Mais cet événement n’est pas le seul indice de la crise de l’enseignement supérieur à venir. Des mesures plus subtiles se glissent à même notre corpus. En effet, des collègues de classe et moi discutions hier de nos choix de cours: certains étaient en colère, parce que 3 des 4 cours obligatoires recommandés pour la session d’hiver sont offerts seulement en ligne, une augmentation comparée à l’an dernier.
C’est ridicule, considérant que plusieurs études relèvent que les cours à distance, notoirement peu dynamiques, nuisent à l’apprentissage. Toutefois, nous n’avons pas le choix de sélectionner ces cours à un moment ou à un autre de notre parcours, et nous payons pour eux le même montant que pour des cours présentiels. Paradoxalement, les cours à distance sont de moindre coût que les présentiels, puisqu’ils permettent de payer moins cher l’enseignant responsable. C’est un moyen pour l’université d’épargner qui affecte la qualité de l’enseignement.
Autre point saillant de la discussion : des tableaux publicitaires sur le campus font maintenant la promotion de la compagnie de fast fashion Shein – une collaboration commerciale ouverte. Nous avons ri de la situation, mais une étudiante pointait que ça « feel dystopique ». En effet, quand une institution censée partager le savoir et élever la connaissance de la société fait la promotion d’une compagnie qui détruit la planète et emploie du cheap labour dans des conditions exécrables, elle peut sembler aller à l’encontre de ses valeurs.
Dernière outrance, une semaine plus tôt, pendant la construction de nouveaux « logements étudiants » sur le campus, nous apprenions que le loyer moyen d’un studio y serait de 1000$. Quel étudiant normal pourrait se payer ça?
Devant tout ça, on peut se demander : Mais à quoi pense l’Université Laval?
La réalité, c’est que la haute direction de l’université a pour seule valeur le profit : ses actions des derniers mois sont motivées par la rentabilité plutôt que par le bien être des étudiants.
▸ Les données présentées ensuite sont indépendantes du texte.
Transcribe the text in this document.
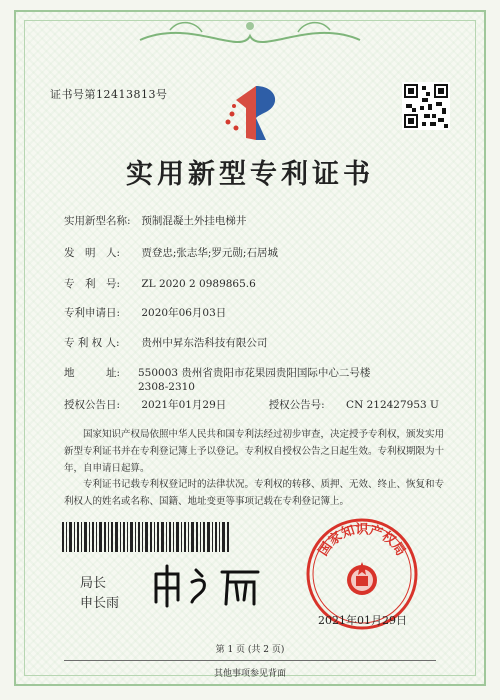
证书号第12413813号
实用新型专利证书
实用新型名称: 预制混凝土外挂电梯井
发　明　人: 贾登忠;张志华;罗元勋;石居城
专　利　号: ZL 2020 2 0989865.6
专利申请日: 2020年06月03日
专 利 权 人: 贵州中昇东浩科技有限公司
地　　　址:	550003 贵州省贵阳市花果园贵阳国际中心二号楼2308-2310
授权公告日: 2021年01月29日	授权公告号: CN 212427953 U
国家知识产权局依照中华人民共和国专利法经过初步审查，决定授予专利权，颁发实用新型专利证书并在专利登记簿上予以登记。专利权自授权公告之日起生效。专利权期限为十年，自申请日起算。
专利证书记载专利权登记时的法律状况。专利权的转移、质押、无效、终止、恢复和专利权人的姓名或名称、国籍、地址变更等事项记载在专利登记簿上。
局长
申长雨
国家知识产权局
2021年01月29日
第 1 页 (共 2 页)
其他事项参见背面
Une de mes collègues a fait le constat dans la discussion, que « les universités sont gérées comme des entreprises et l’éducation comme de la marchandise. » C’est exact. Mais ce que les étudiants veulent, c’est apprendre –- sans un obstacle posé par le capitalisme. La crise du système démasque que nos intérêts s’opposent à ceux des possédants de l’université. Nous voulons des logements et de la nourriture abordables, de l’enseignement de qualité sur le campus. Unis, les étudiants ont tout à gagner d’une lutte contre le capitalisme et l’austérité, pour une réelle démocratie étudiante.